Former French President Nicolas Sarkozy has been found guilty of criminal conspiracy in a case related to taking millions of euros of illicit funds from the late Libyan leader Col Muammar Gaddafi.
The Paris criminal court acquitted him of all other charges, including passive corruption and illegal campaign financing.
Sarkozy, who claims the case is politically motivated, was accused of using the funds from Gaddafi to finance his 2007 election campaign.
In exchange, the prosecution alleged Sarkozy promised to help Gaddafi combat his reputation as a pariah with Western countries.
Sarkozy, 70, was the president of France from 2007 to 2012.
Judge Nathalie Gavarino said Sarkozy had allowed close aides to contact Libyan officials with a view to obtaining financial support for his campaign.
But the court ruled that there was not enough evidence to find Sarkozy was the beneficiary of the illegal campaign financing.
He is expected to be sentenced later today.
The investigation was opened in 2013, two years after Saif al-Islam, son of the then-Libyan leader, first accused Sarkozy of taking millions of his father's money for campaign funding.
The following year, Lebanese businessman Ziad Takieddine - who for a long time acted as a middleman between France and the Middle East - said he had written proof that Sarkozy's campaign bid was "abundantly" financed by Tripoli, and that the €50m (£43m) worth of payments continued after he became president.
Sarkozy's wife, Italian-born former supermodel and singer Carla Bruni-Sarkozy, was charged last year with hiding evidence linked to the Gaddafi case and associating with wrongdoers to commit fraud, both of which she denies.

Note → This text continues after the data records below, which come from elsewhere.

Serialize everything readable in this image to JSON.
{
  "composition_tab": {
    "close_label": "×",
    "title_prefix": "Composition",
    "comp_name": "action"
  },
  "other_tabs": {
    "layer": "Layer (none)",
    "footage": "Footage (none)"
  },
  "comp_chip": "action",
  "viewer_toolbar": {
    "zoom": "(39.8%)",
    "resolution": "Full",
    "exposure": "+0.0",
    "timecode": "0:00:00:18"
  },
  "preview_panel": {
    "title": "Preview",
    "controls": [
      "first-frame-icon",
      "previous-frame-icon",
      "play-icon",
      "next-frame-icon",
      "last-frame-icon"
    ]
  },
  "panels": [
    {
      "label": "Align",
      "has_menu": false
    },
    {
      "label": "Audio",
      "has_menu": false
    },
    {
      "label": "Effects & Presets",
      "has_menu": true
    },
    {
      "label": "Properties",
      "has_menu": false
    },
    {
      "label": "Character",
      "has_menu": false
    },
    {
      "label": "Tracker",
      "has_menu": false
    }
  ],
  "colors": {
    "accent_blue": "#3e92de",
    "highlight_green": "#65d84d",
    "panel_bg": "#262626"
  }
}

Since losing his re-election bid in 2012, Sarkozy has been targeted by several criminal investigations.
He also appealed against a February 2024 ruling which found him guilty of overspending on his 2012 re-election campaign, then hiring a PR firm to cover it up. He was handed a one-year sentence, of which six months were suspended.
In 2021, he was found guilty of trying to bribe a judge in 2014 and became the first former French president to get a custodial sentence. In December, the Paris appeals court ruled that he could serve his time at home wearing a tag instead of going to jail.